MRI of a disc herniationSciatica is caused by lower back disc herniation, where the cushions between the vertebrae herniate and press up against the nerves that run in the spinal canal. The prognosis is generally good, and 90 per cent of patients will get better within a few months. For the 10 per cent of patients who experience pain longer than four months, it wasn’t well known whether they would have better outcomes through surgery to remove the fragmented disc that is pressing on the nerve, or through a combination of physiotherapy, medication, injections, and exercise.

The study authors recruited 128 patients with persistent sciatica who were assigned to either receive surgery or non-surgical care, and evaluated their leg pain intensity after six months. At baseline, the mean score for leg-pain intensity was 7.7 in the surgical group and 8.0 in the nonsurgical group. The leg-pain intensity score at 6 months was 2.8 in the surgical group and 5.2 in the nonsurgical group, showing a substantial improvement for the group that underwent surgery.

“This surgery for sciatica is one of the top three most common operations we perform as spinal surgeons in Canada,” Dr. Bailey said. “The people who need surgery are those for whom the pain is so significant that it compromises their function and quality of life. Those are the patients who are included in this study.”

The study authors were able to take advantage of the wait times for surgery in the Canadian system to accurately randomize the groups, by referring patients waiting for surgery to receive the non-operative treatment during the waiting period. The patients in the non-surgical group did eventually receive surgery so no treatment was withheld.
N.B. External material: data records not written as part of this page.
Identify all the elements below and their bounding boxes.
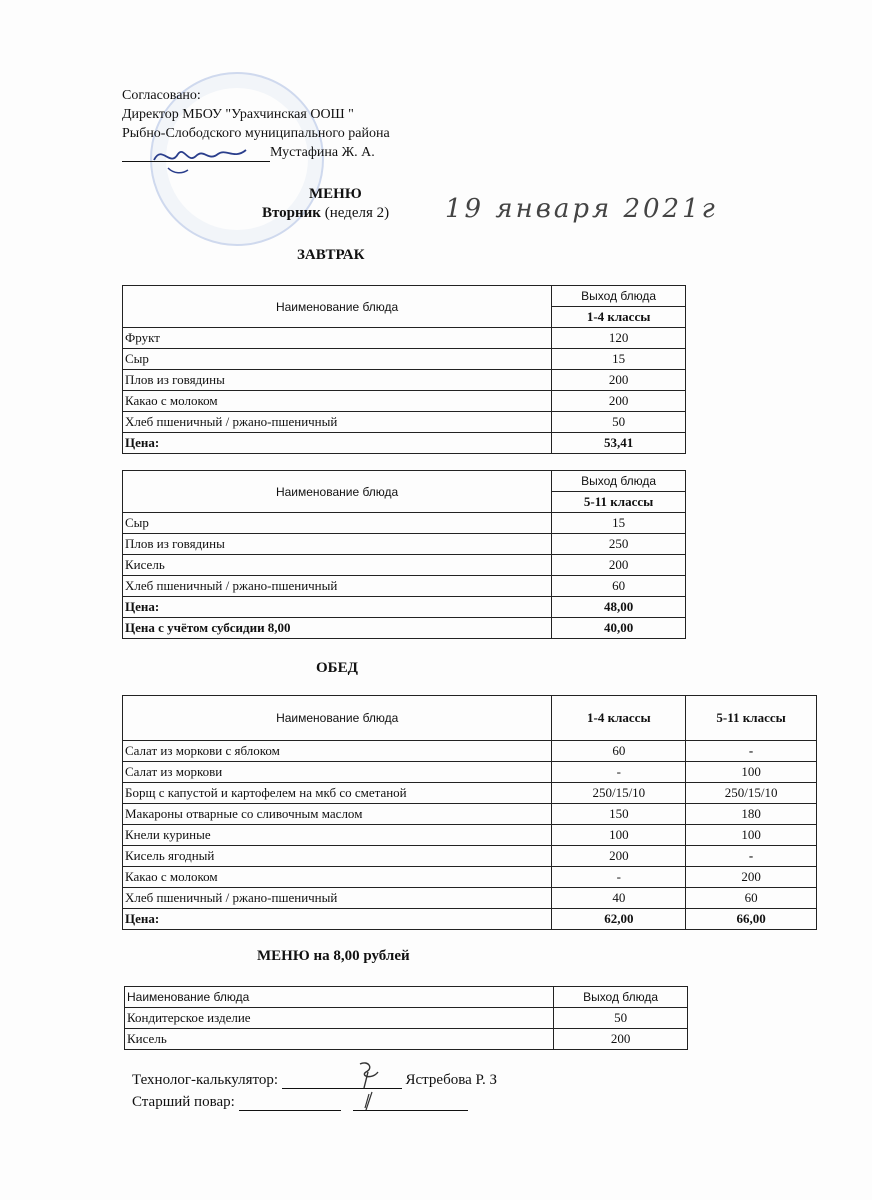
- day-name: Вторник: [262, 205, 321, 221]
- dish-output-5-11: -: [686, 741, 817, 762]
- signature-underline: [122, 147, 270, 162]
- dish-output-5-11: 60: [686, 888, 817, 909]
- dish-output-1-4: 250/15/10: [552, 783, 686, 804]
- dish-output: 200: [552, 555, 686, 576]
- chef-label: Старший повар:: [132, 1094, 239, 1110]
- price-1-4: 62,00: [552, 909, 686, 930]
- dish-name: Борщ с капустой и картофелем на мкб со сметаной: [123, 783, 552, 804]
- dish-name: Кнели куриные: [123, 825, 552, 846]
- dish-name: Какао с молоком: [123, 867, 552, 888]
- dish-name: Сыр: [123, 349, 552, 370]
- approval-name: Мустафина Ж. А.: [270, 145, 375, 160]
- subsidy-value: 40,00: [552, 618, 686, 639]
- technologist-signature: [350, 1058, 390, 1090]
- dish-name: Кисель ягодный: [123, 846, 552, 867]
- dish-name: Кондитерское изделие: [125, 1008, 554, 1029]
- table-row: [123, 370, 686, 391]
- dish-output: 15: [552, 349, 686, 370]
- breakfast-title: ЗАВТРАК: [297, 247, 365, 263]
- dish-name: Какао с молоком: [123, 391, 552, 412]
- subsidy-price-row: [123, 618, 686, 639]
- dish-output-1-4: -: [552, 762, 686, 783]
- dish-output: 50: [554, 1008, 688, 1029]
- dish-output-5-11: 100: [686, 825, 817, 846]
- table-row: [123, 391, 686, 412]
- chef-signature-line: [132, 1094, 468, 1111]
- dish-name: Макароны отварные со сливочным маслом: [123, 804, 552, 825]
- price-row: [123, 433, 686, 454]
- menu-day: [262, 205, 389, 222]
- approval-signature-line: [122, 143, 390, 162]
- dish-name: Кисель: [125, 1029, 554, 1050]
- table-row: [123, 804, 817, 825]
- dish-output-1-4: 60: [552, 741, 686, 762]
- lunch-title: ОБЕД: [316, 660, 358, 676]
- table-row: [123, 555, 686, 576]
- col-header-output: Выход блюда: [552, 286, 686, 307]
- lunch-table: [122, 695, 817, 930]
- dish-output-5-11: 180: [686, 804, 817, 825]
- handwritten-date: 19 января 2021г: [445, 194, 718, 224]
- col-header-group-5-11: 5-11 классы: [686, 696, 817, 741]
- table-row: [123, 741, 817, 762]
- price-value: 48,00: [552, 597, 686, 618]
- dish-output: 200: [554, 1029, 688, 1050]
- dish-name: Хлеб пшеничный / ржано-пшеничный: [123, 412, 552, 433]
- table-row: [123, 328, 686, 349]
- dish-name: Фрукт: [123, 328, 552, 349]
- dish-output-5-11: 100: [686, 762, 817, 783]
- technologist-label: Технолог-калькулятор:: [132, 1072, 282, 1088]
- col-header-name: Наименование блюда: [123, 471, 552, 513]
- col-header-name: Наименование блюда: [123, 286, 552, 328]
- approval-label: Согласовано:: [122, 88, 201, 103]
- dish-output-1-4: 40: [552, 888, 686, 909]
- dish-output-5-11: -: [686, 846, 817, 867]
- col-header-name: Наименование блюда: [125, 987, 554, 1008]
- dish-name: Салат из моркови с яблоком: [123, 741, 552, 762]
- chef-signature: [362, 1090, 376, 1112]
- dish-output: 50: [552, 412, 686, 433]
- breakfast-table-1-4: [122, 285, 686, 454]
- table-row: [123, 412, 686, 433]
- approval-district: Рыбно-Слободского муниципального района: [122, 126, 390, 141]
- technologist-name: Ястребова Р. З: [401, 1072, 497, 1088]
- dish-name: Плов из говядины: [123, 534, 552, 555]
- technologist-signature-line: [132, 1072, 497, 1089]
- price-label: Цена:: [123, 433, 552, 454]
- approval-director: Директор МБОУ "Урахчинская ООШ ": [122, 107, 354, 122]
- dish-output: 250: [552, 534, 686, 555]
- price-label: Цена:: [123, 909, 552, 930]
- menu8-title: МЕНЮ на 8,00 рублей: [257, 948, 410, 964]
- signature-underline: [239, 1096, 341, 1111]
- table-row: [123, 349, 686, 370]
- approval-block: [122, 86, 390, 162]
- price-row: [123, 597, 686, 618]
- table-row: [123, 888, 817, 909]
- price-row: [123, 909, 817, 930]
- menu8-table: [124, 986, 688, 1050]
- dish-name: Сыр: [123, 513, 552, 534]
- table-row: [123, 762, 817, 783]
- col-header-group: 1-4 классы: [552, 307, 686, 328]
- price-label: Цена:: [123, 597, 552, 618]
- week-number: (неделя 2): [320, 205, 390, 221]
- dish-output-5-11: 250/15/10: [686, 783, 817, 804]
- col-header-output: Выход блюда: [554, 987, 688, 1008]
- table-row: [125, 1029, 688, 1050]
- dish-output-1-4: -: [552, 867, 686, 888]
- table-row: [123, 783, 817, 804]
- table-row: [123, 513, 686, 534]
- table-row: [123, 534, 686, 555]
- menu-title: МЕНЮ: [309, 186, 362, 202]
- dish-name: Хлеб пшеничный / ржано-пшеничный: [123, 888, 552, 909]
- breakfast-table-5-11: [122, 470, 686, 639]
- table-row: [123, 846, 817, 867]
- col-header-group: 5-11 классы: [552, 492, 686, 513]
- dish-output: 15: [552, 513, 686, 534]
- dish-output: 60: [552, 576, 686, 597]
- subsidy-label: Цена с учётом субсидии 8,00: [123, 618, 552, 639]
- dish-name: Хлеб пшеничный / ржано-пшеничный: [123, 576, 552, 597]
- dish-output-1-4: 150: [552, 804, 686, 825]
- col-header-name: Наименование блюда: [123, 696, 552, 741]
- col-header-output: Выход блюда: [552, 471, 686, 492]
- table-row: [123, 867, 817, 888]
- price-5-11: 66,00: [686, 909, 817, 930]
- table-row: [125, 1008, 688, 1029]
- dish-output-1-4: 200: [552, 846, 686, 867]
- dish-name: Плов из говядины: [123, 370, 552, 391]
- dish-name: Кисель: [123, 555, 552, 576]
- dish-output-5-11: 200: [686, 867, 817, 888]
- price-value: 53,41: [552, 433, 686, 454]
- dish-output-1-4: 100: [552, 825, 686, 846]
- dish-output: 200: [552, 391, 686, 412]
- dish-output: 120: [552, 328, 686, 349]
- table-row: [123, 576, 686, 597]
- dish-output: 200: [552, 370, 686, 391]
- table-row: [123, 825, 817, 846]
- col-header-group-1-4: 1-4 классы: [552, 696, 686, 741]
- dish-name: Салат из моркови: [123, 762, 552, 783]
“We were able to design a study which had two discrete treatment groups for comparison at the primary outcome which was six months,” he said. “The patients that were referred to us normally would wait some time to see a surgeon, so we recruited them immediately upon referral into the study and they were referred to see the study spine specialist. The spine specialist would either provide them with the optimal non-operative care or surgery if they qualified. So, in that way, treatment was never withheld, they were actually given care that they would not have been receiving if they were still waiting to see a surgeon outside of the study.”